31 julio 2014

El visitador

“Una visita fugaz”, le hice prometer mientras se separaba de mi sombra, traspasaba nubes y esquivaba rayos de luna, para acabar sentado a su lado en medio de la oscuridad.
Impasible, quieto, parecía un boceto borroso al lado de la consistencia del cuerpo que descansaba bajo su atenta mirada. El fluir del tiempo pareció espesarse atrapado por la intensidad que emanaba de aquella vigía nocturna. Sin previo aviso decidió moverse, cuidadosamente.
Pasó su mano sobre los surcos de su frente dormida, para luego navegar entre las olas espumosas y claras que nacían en la coronilla, que se derramaban por los acantilados de la almohada. Un suspiro sacudió las pestañas que protegían sus ojos. El mismo aire que salió de su etérea boca barrió de aquellas sienes todo rastro de tristeza acumulada por las noches en soledad desde que él había tenido que marchar, reclutado por el mundo que se extiende más allá del último aliento. Una sonrisa se transparentó en la cara adormilada que él memorizaba por enésima vez.
El gesto destrozó las barreras del tiempo que encerraban sus bocas, las que separaban sus cuerpos. Apoyó su mejilla contra el pecho yacente, para notar los latidos mecánicos que llevaban el color a sus sueños, provocando una oleada de calor en el suyo, justo donde se encuentran los recuerdos. Y por un momento pareció volver a sentir la alfombra bajo sus pies, la mano que sostenía entre las suyas, la lágrima que acariciaba el final de su nariz.
Bajo su cabeza, ella se removió, atravesada por el escalofrío de su ausencia, y como cada noche estiró un brazo sonámbulo hacia el lado vacío de la cama. Él se quedó mirando, hecho un nudo, ahogado por la profundidad de la tristeza de no poder despertar su mirada cada mañana, de la incapacidad de acostar sus sueños junto a los de ella, de no ser capaz de besar las arenas del tiempo de su frente.

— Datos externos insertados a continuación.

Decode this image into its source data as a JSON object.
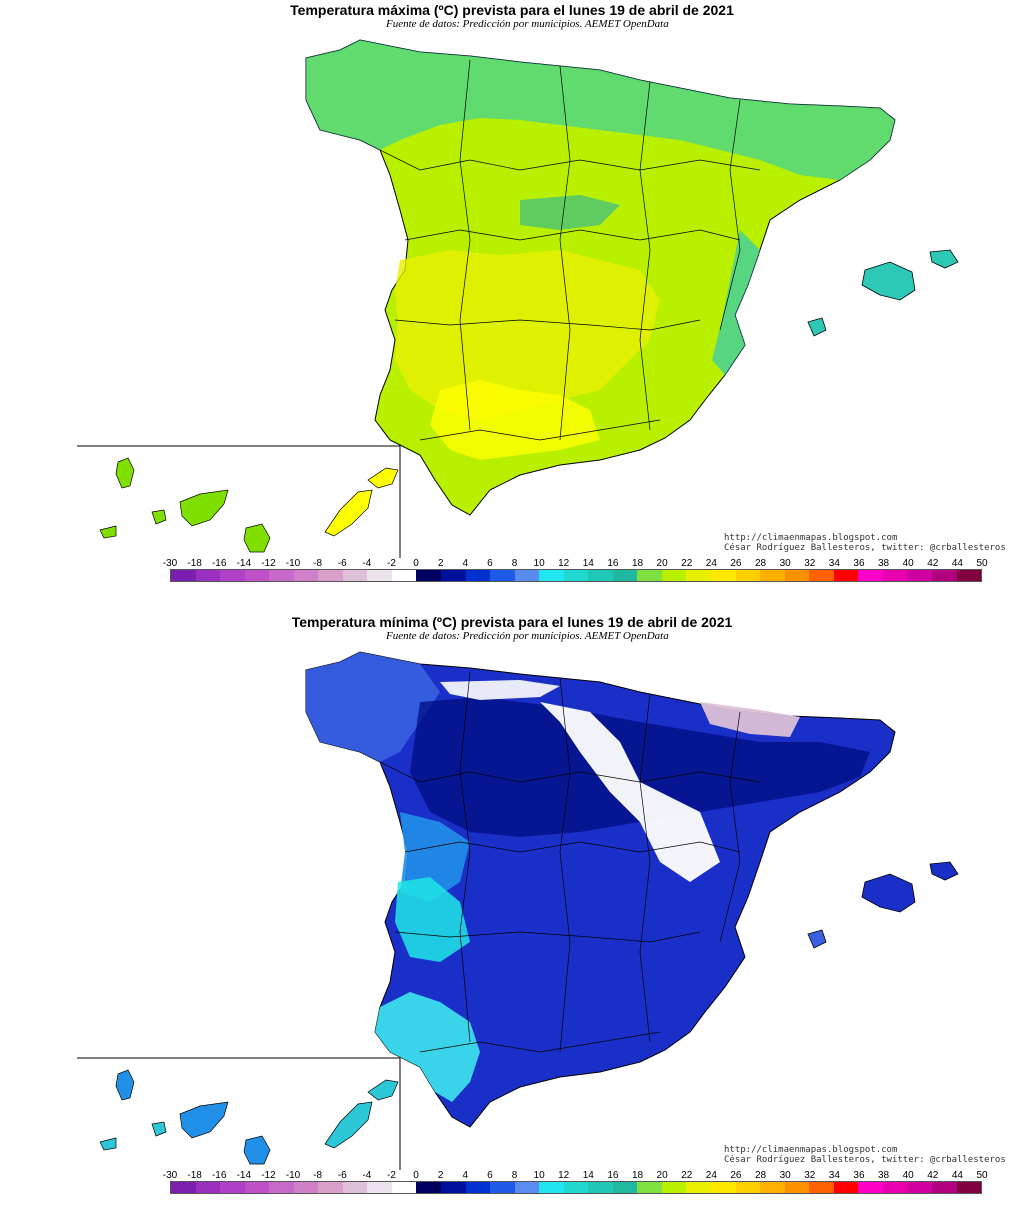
{
  "panels": [
    {
      "id": "max",
      "title": "Temperatura máxima (ºC) prevista para el lunes 19 de abril de 2021",
      "source": "Fuente de datos: Predicción por municipios. AEMET OpenData",
      "credit_url": "http://climaenmapas.blogspot.com",
      "credit_author": "César Rodríguez Ballesteros, twitter: @crballesteros",
      "map_colors": {
        "base": "#b8f000",
        "north": "#33d0a8",
        "coast": "#2ec9b6",
        "warm": "#e8f000",
        "hot": "#ffff00",
        "mountain": "#23b3a0",
        "islands": "#7fe000"
      }
    },
    {
      "id": "min",
      "title": "Temperatura mínima (ºC) prevista para el lunes 19 de abril de 2021",
      "source": "Fuente de datos: Predicción por municipios. AEMET OpenData",
      "credit_url": "http://climaenmapas.blogspot.com",
      "credit_author": "César Rodríguez Ballesteros, twitter: @crballesteros",
      "map_colors": {
        "base": "#1a2fc8",
        "north": "#3860e0",
        "coast": "#2090e8",
        "warm": "#20e6e6",
        "hot": "#40f0f0",
        "mountain": "#000f80",
        "islands": "#2dc8d8",
        "cold": "#ffffff",
        "frost": "#dcc0d8"
      }
    }
  ],
  "legend": {
    "labels": [
      "-30",
      "-18",
      "-16",
      "-14",
      "-12",
      "-10",
      "-8",
      "-6",
      "-4",
      "-2",
      "0",
      "2",
      "4",
      "6",
      "8",
      "10",
      "12",
      "14",
      "16",
      "18",
      "20",
      "22",
      "24",
      "26",
      "28",
      "30",
      "32",
      "34",
      "36",
      "38",
      "40",
      "42",
      "44",
      "50"
    ],
    "colors": [
      "#7a1fb0",
      "#9a2fc0",
      "#b040c8",
      "#c050c8",
      "#c868c8",
      "#d080c8",
      "#d8a0c8",
      "#e0c0d8",
      "#ece4ec",
      "#ffffff",
      "#000060",
      "#00109c",
      "#0030d0",
      "#1e5ae8",
      "#5a8cf0",
      "#20e6f0",
      "#20d8d0",
      "#20c8b8",
      "#20b8a0",
      "#80e040",
      "#b8f000",
      "#e8f000",
      "#ffe800",
      "#ffd000",
      "#ffb000",
      "#ff9000",
      "#ff6000",
      "#ff0000",
      "#ff00c8",
      "#e800b0",
      "#d000a0",
      "#b00080",
      "#800040"
    ]
  }
}
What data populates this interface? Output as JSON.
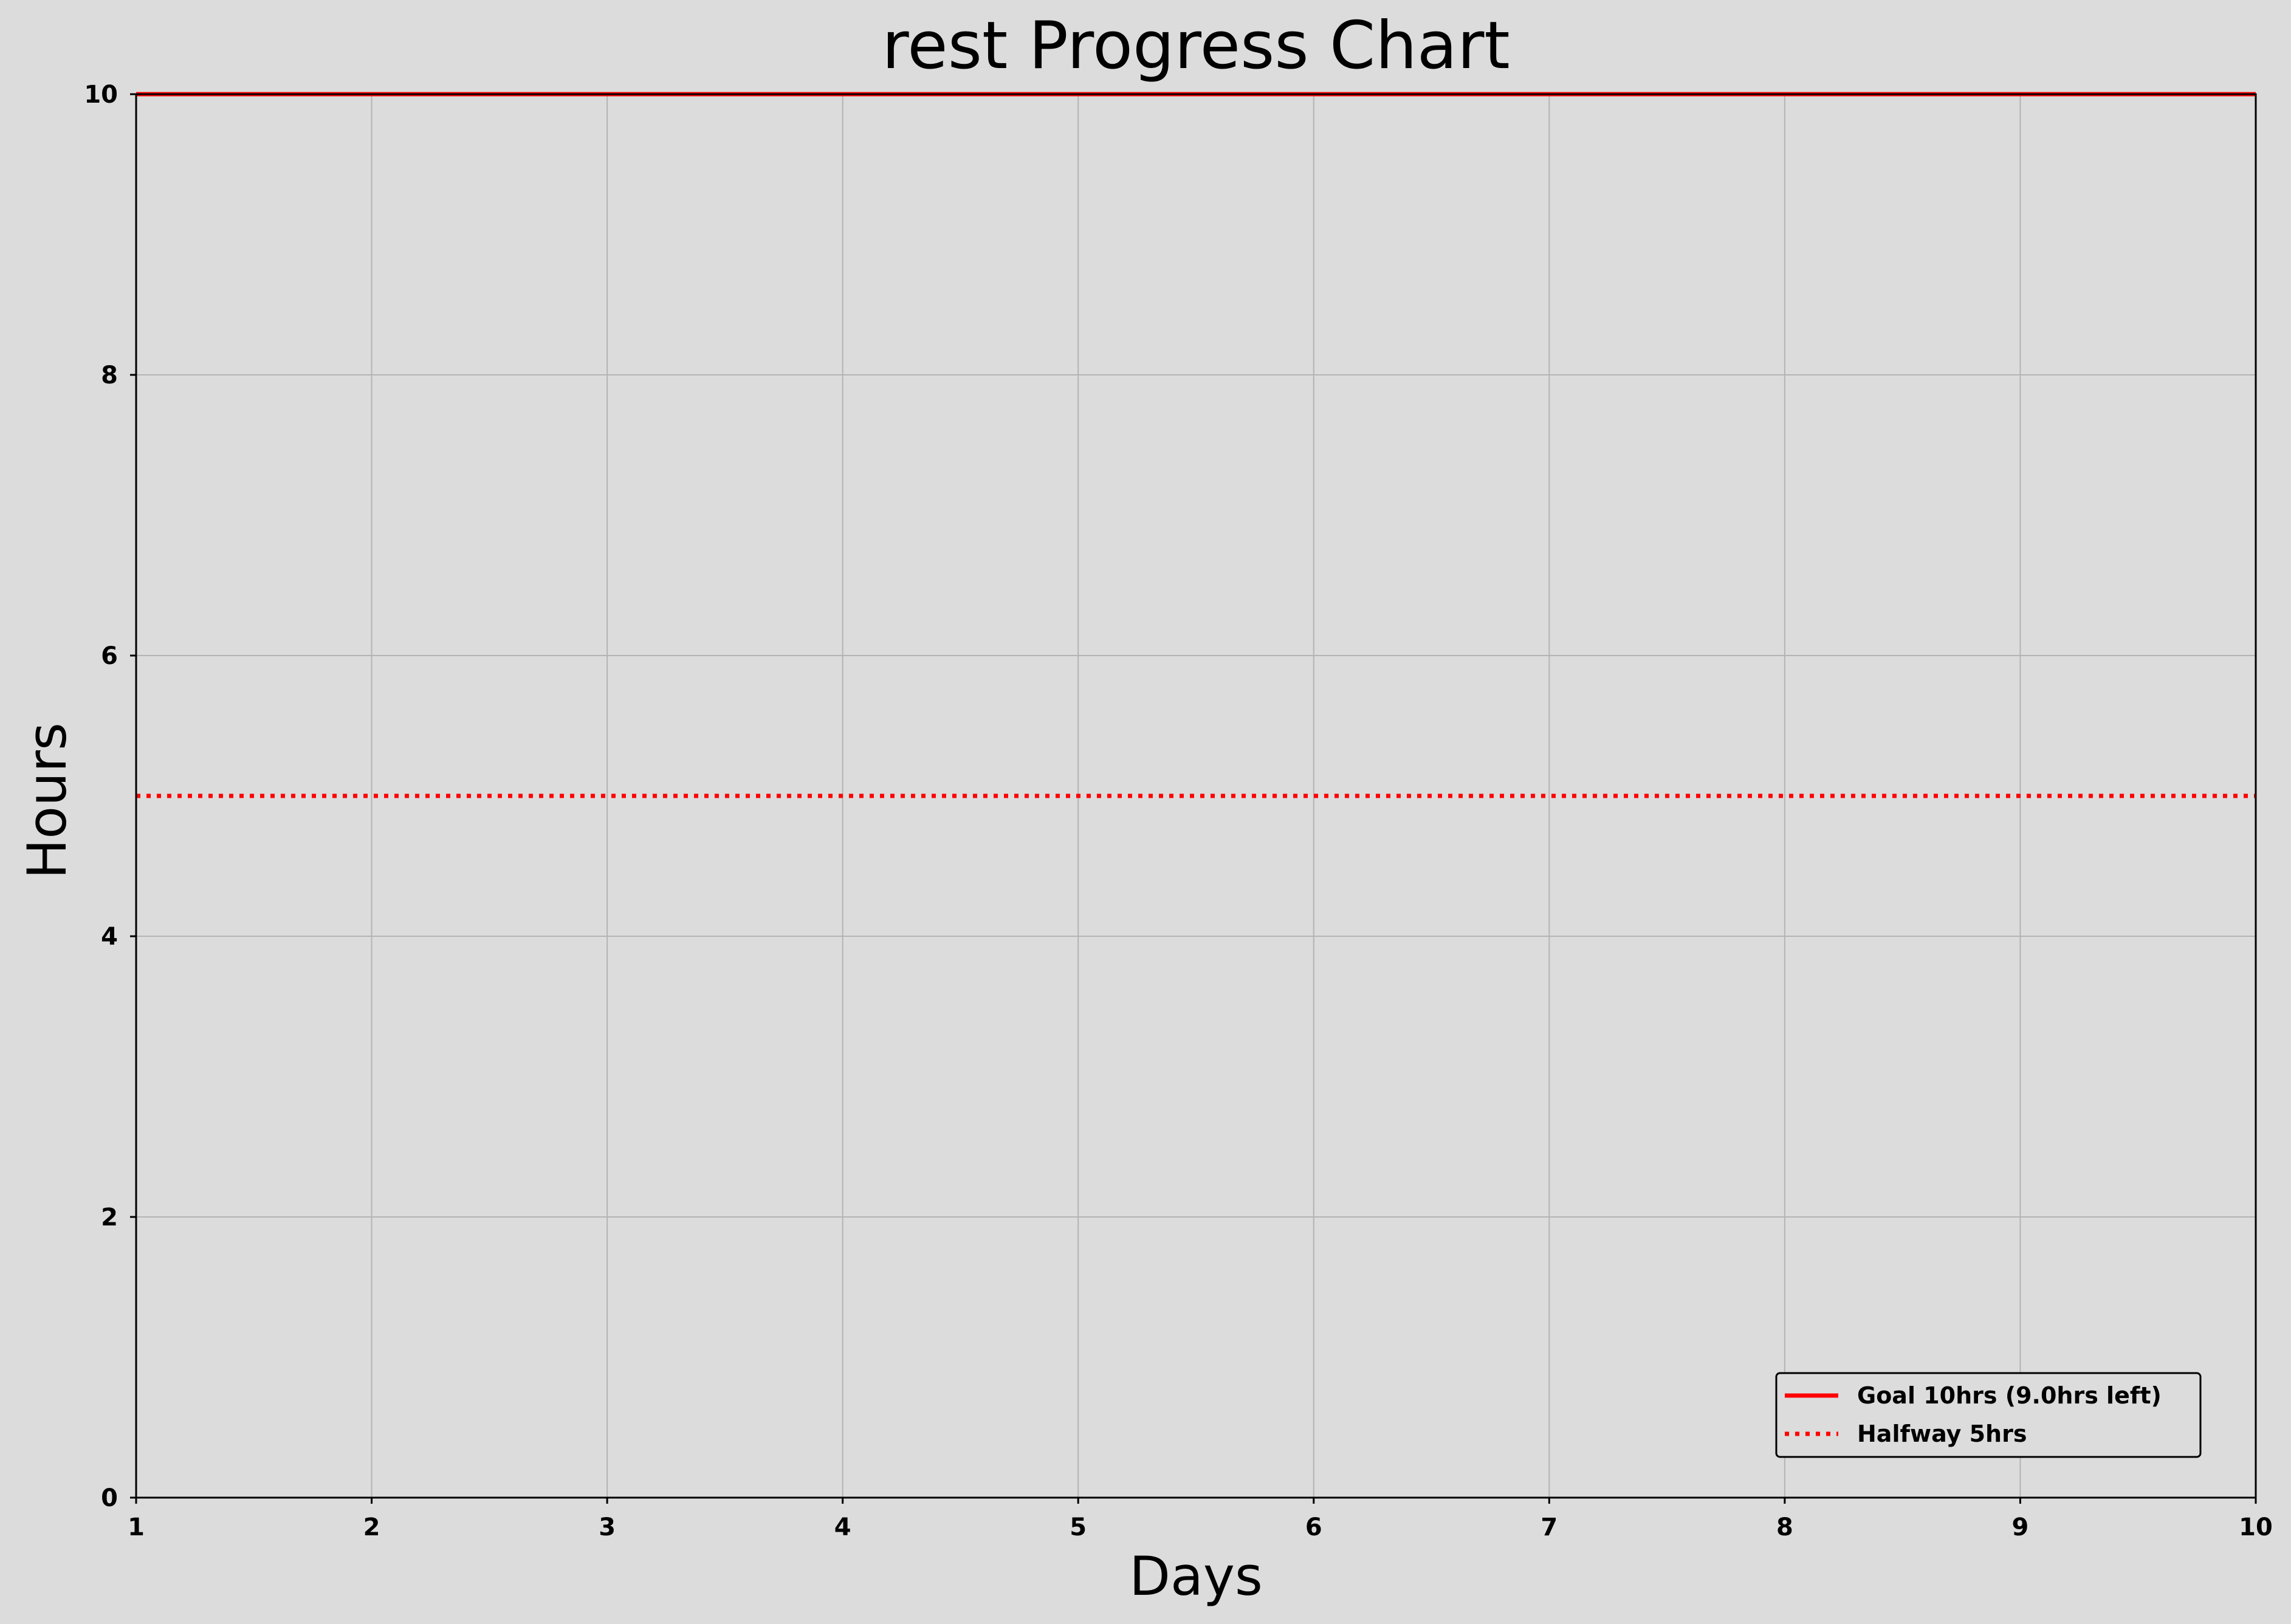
{
  "chart_data": {
    "type": "line",
    "title": "rest Progress Chart",
    "xlabel": "Days",
    "ylabel": "Hours",
    "xlim": [
      1,
      10
    ],
    "ylim": [
      0,
      10
    ],
    "xticks": [
      "1",
      "2",
      "3",
      "4",
      "5",
      "6",
      "7",
      "8",
      "9",
      "10"
    ],
    "yticks": [
      "0",
      "2",
      "4",
      "6",
      "8",
      "10"
    ],
    "grid": true,
    "legend_position": "lower-right",
    "series": [
      {
        "name": "Goal 10hrs (9.0hrs left)",
        "y": 10,
        "style": "solid",
        "color": "#ff0000"
      },
      {
        "name": "Halfway 5hrs",
        "y": 5,
        "style": "dotted",
        "color": "#ff0000"
      }
    ],
    "colors": {
      "background": "#dcdcdc",
      "grid": "#b4b4b4",
      "axis": "#000000"
    }
  }
}
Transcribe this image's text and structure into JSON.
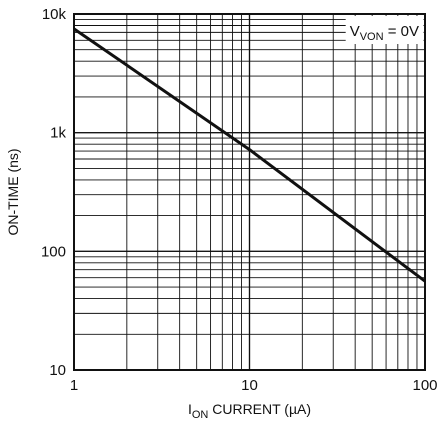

Entonces quiso creer que abría los ojos, durante lo que dura el tintineo de una estrella, y lo veía entre los alisios del sueño; un espejismo delicioso que consultaría a cada momento. Al notar el tirón de mi reclamo, acertó a arrancarse del centro de su espíritu neblinoso unas palabras que se colarían entre sus párpados y se anclarían al borde de sus pupilas, hasta que estos se sellaran eternamente: “te quiero”.